A few historic commercial buildings remain on Beach Boulevard: the Spanish Colonial Revival A&G Theater (1927, William T. Nolan; 120 N. Beach); the adjacent Sea Coast Echo Building (1903; 200 N. Beach), where a two-story gallery has been added since Hurricane Katrina; and the two-story classical, stuccoed Hancock Bank (1899; 100 S. Beach), the building where this banking institution began.
Main Street United Methodist Church’s Carpenter Gothic building (1895; 162 Main Street) features a double entrance through a square corner tower set in the corner of the T-shaped plan; the steeple was rebuilt after falling during Katrina. The church’s design came from a mail-order plan by Philadelphia architect Benjamin D. Price.

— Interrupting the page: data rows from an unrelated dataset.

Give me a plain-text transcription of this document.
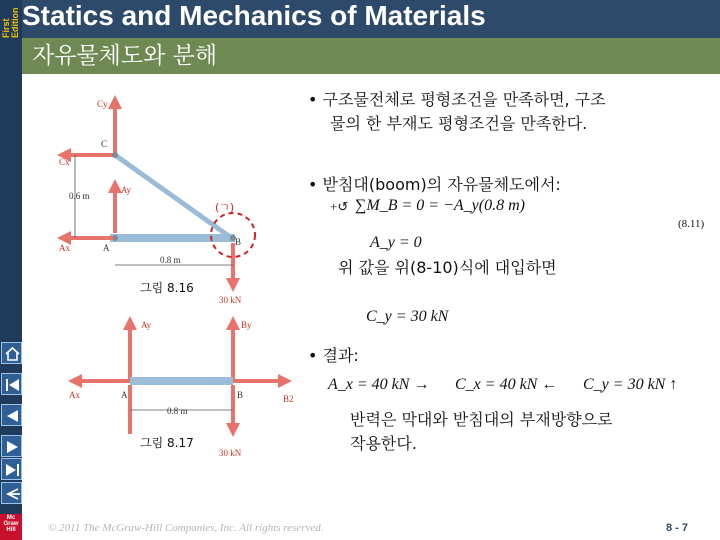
First Edition Statics and Mechanics of Materials
자유물체도와 분해
Mc
Graw
Hill
Cy
C
Cx
Ay
Ax	A
B
0.6 m
0.8 m
30 kN
(ㄱ)
그림 8.16
Ay	By
Ax	A	B	B2
0.8 m
30 kN
그림 8.17
• 구조물전체로 평형조건을 만족하면, 구조
물의 한 부재도 평형조건을 만족한다.
• 받침대(boom)의 자유물체도에서:
+↺ ∑M_B = 0 = −A_y(0.8 m)
(8.11)
A_y = 0
위 값을 위(8-10)식에 대입하면
C_y = 30 kN
• 결과:
A_x = 40 kN → C_x = 40 kN ← C_y = 30 kN ↑
반력은 막대와 받침대의 부재방향으로
작용한다.
© 2011 The McGraw-Hill Companies, Inc. All rights reserved.	8 - 7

Several prototypical vernacular house types dot the downtown streets. A four-bay Creole cottage at 146 Main (c. 1850) has a characteristic full undercut gallery. The Kate Lobrano House (c. 1895; 108 Cue Street) exemplifies the once-common Gulf Coast shotgun house with a side wing and an L-shaped gallery. Moved to this site c. 1920, it has housed the Hancock County Historical Society since 1990. At 110 S. 2nd a Creole cottage (1880) with a four-bay facade and paired entrances has a porch that wraps three sides to form narrow outdoor passages. A post-Hurricane Katrina design that gives modern expression to vernacular forms is the Hancock County Civic Center (2009–2012, Unabridged Architecture; 122½ Court Street), a skeletal steel and concrete structure with full-height steel columns supporting an uptilted porch, and a stair ascending to the connected concrete parking garage.